Bangui a toujours associé le Fodem aux rebelles de la Convention des Patriotes pour la Justice et la Paix, dont Massi était le fondateur

Centrafrique : « toute action violente conduisant à la mort de civils est à condamner de la manière la plus ferme qui soit », a dit à la VOA Saturnin Ndomby, le président du Fodem, le Forum démocratique pour la Modernité, suite à l’attaque de samedi dernier, des villes de Damara et Sibut au nord de Bangui par la CPJP dite Fondamentale, une faction dissidente de la CPJP entrée dans le processus de paix récemment.

Bangui a toujours associé le Fodem aux rebelles de la Convention des Patriotes pour la Justice et la Paix, étant donné que Charles Massi, l’ancien dirigeant politique du Forum, était le fondateur de la CPJP. Les attaques du 15 septembre dernier ont en effet remis l’affaire Charles Massi sur le devant de la scène, cette faction rebelle ayant déclaré vouloir que toute la lumière soit faite sur sa disparition, jamais élucidée jusqu’ici.

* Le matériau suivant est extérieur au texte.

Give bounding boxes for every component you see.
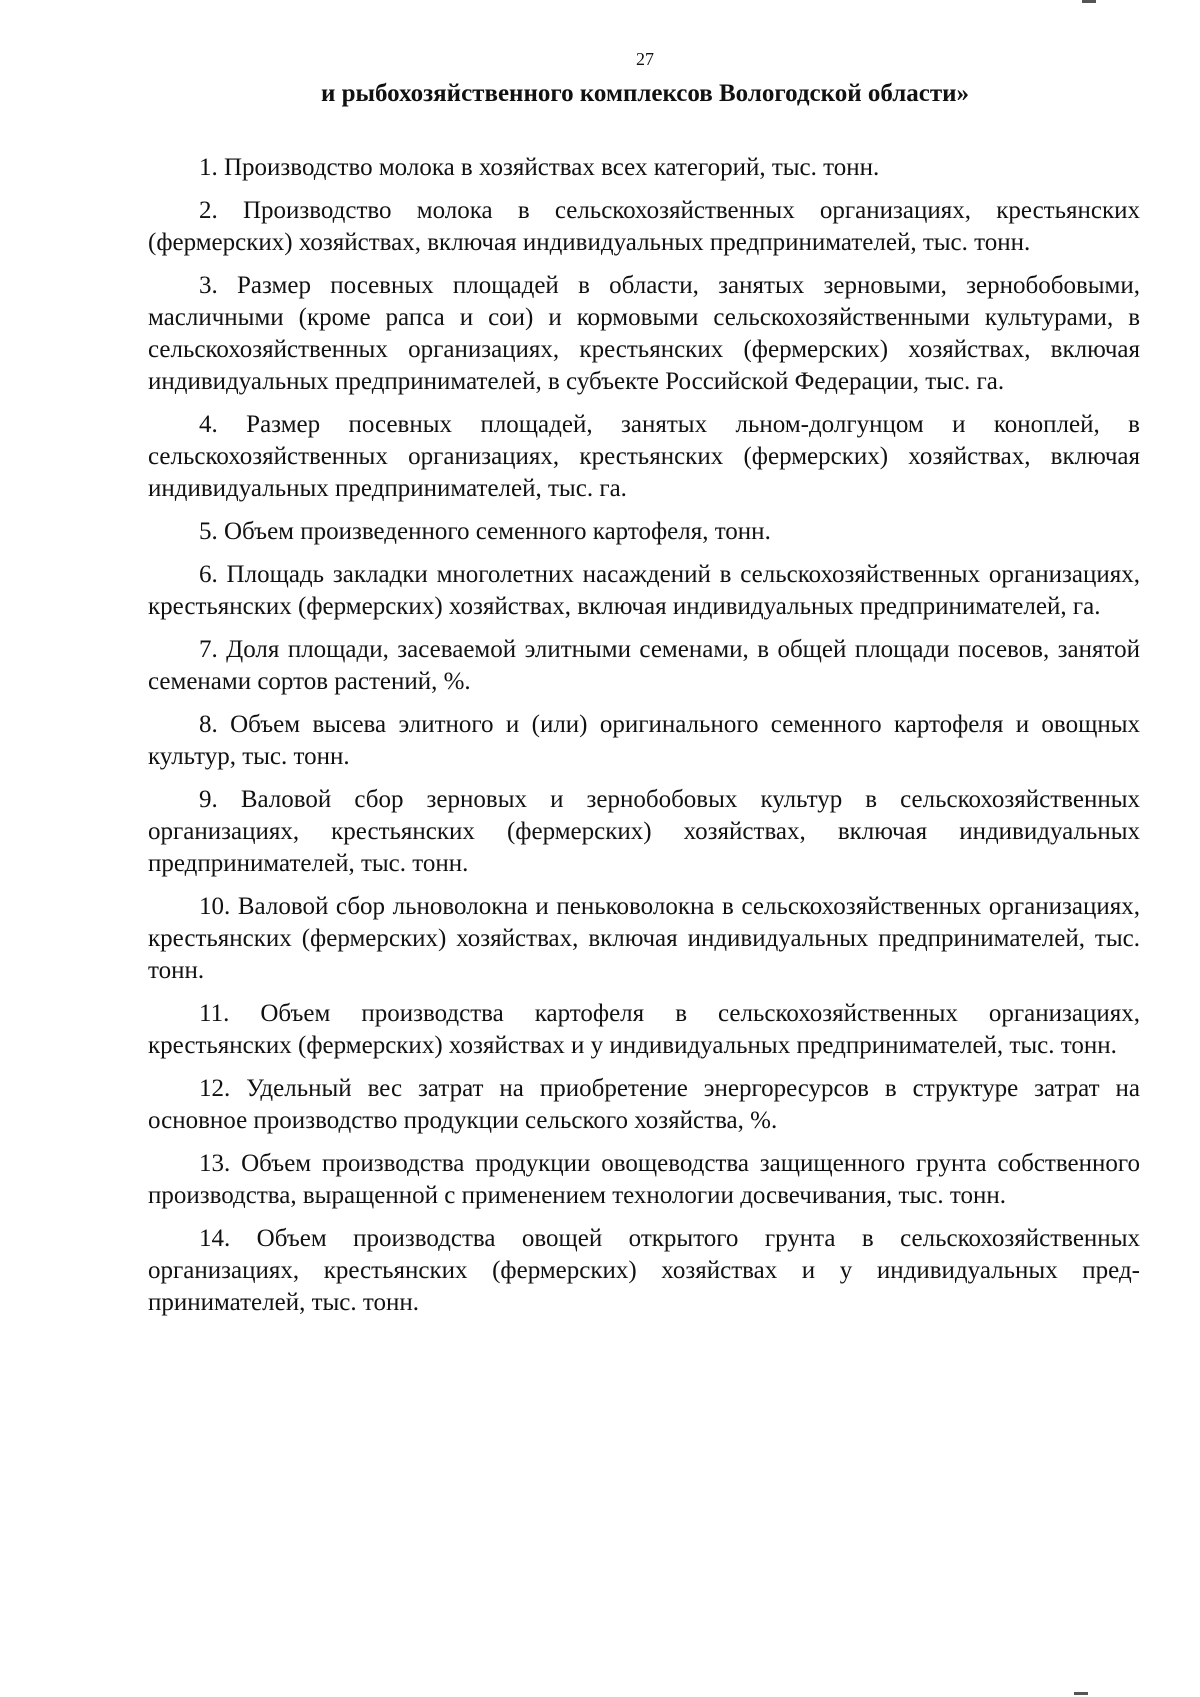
- list-item: 9. Валовой сбор зерновых и зернобобовых культур в сельскохозяйственных организациях, крестьянских (фермерских) хозяйствах, включая индивидуальных предпринимателей, тыс. тонн.: [148, 786, 1140, 877]
- list-item: 13. Объем производства продукции овощеводства защищенного грунта собственного производства, выращенной с применением технологии досвечивания, тыс. тонн.: [148, 1150, 1140, 1209]
- list-item: 3. Размер посевных площадей в области, занятых зерновыми, зернобобовыми, масличными (кроме рапса и сои) и кормовыми сельскохозяйственными культурами, в сельскохозяйственных организациях, крестьянских (фермерских) хозяйствах, включая индивидуальных предпринимателей, в субъекте Российской Федерации, тыс. га.: [148, 272, 1140, 395]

Le fondateur de la CPJP, après avoir été ministre sous les présidents Ange-Felix Patassé et François Bozizé, a pris les armes en 2008. Sa famille dit qu'il a été arrêté en 2009 au Tchad, puis emprisonné notamment pour « tentative de déstabilisation d'un pays voisin », et remis par N’Djamena à Bangui. Selon elle, il serait mort des suites de tortures à Bossembélé, à environ 150 km au nord-ouest de Bangui. Ces allégations ont été démenties par le gouvernement centrafricain. Depuis lors, de nombreuses voix se sont élevées pour réclamer une enquête internationale afin de faire la lumière sur la disparition de Charles Massi. Une instruction a été ouverte à Paris, mais selon certains observateurs, il y a peu de chances qu’elle déstabilise le gouvernement du président Francois Bozizé, celui-ci bénéficiant de l’immunité.

Tout en rappelant que le Fodem était toujours déterminé à ce que justice soit faite concernant son ex-leader, le dirigeant intérimaire du parti a confié au service francophone de la VOA que cette violence risquait « d’entacher la mémoire de Charles Massi ». « C’est cependant une forme de revendication que l’on peut comprendre », a-t-il souligné, précisant qu’il n’était « pas de son ressort de juger qui se doit de se reconnaitre de Charles Massi », et que cet acte malheureux avait tout de même rappelé sa disparition, et interpellé Bangui dans la mesure où il s’est produit tout près de la capitale centrafricaine. Le gouvernement doit « rechercher des solutions pour la concorde nationale », et « identifier tous les acteurs » dans le cadre du processus de paix, a ajouté le président du Fodem, tout en voulant se démarquer des rebelles.

De son côté, le dirigeant de la CPJP, Abdoulaye Hissène, qui a signé le 25 août l'accord global de paix de Libreville et intégré le processus de paix, a dit à la VOA récemment que la CPJP dite Fondamentale utilisait l’affaire Charles Massi comme simple prétexte de violence armée.

Quant au fils de Monsieur Massi, Eric Neris-Massi, secrétaire général du Fodem, le Forum démocratique pour la Modernité, il a dit à Nathalie Barge qu’il ne cautionnait pas ces attaques, mais restait plus que jamais mobilisé pour que justice soit faite sur la mort présumée de son père.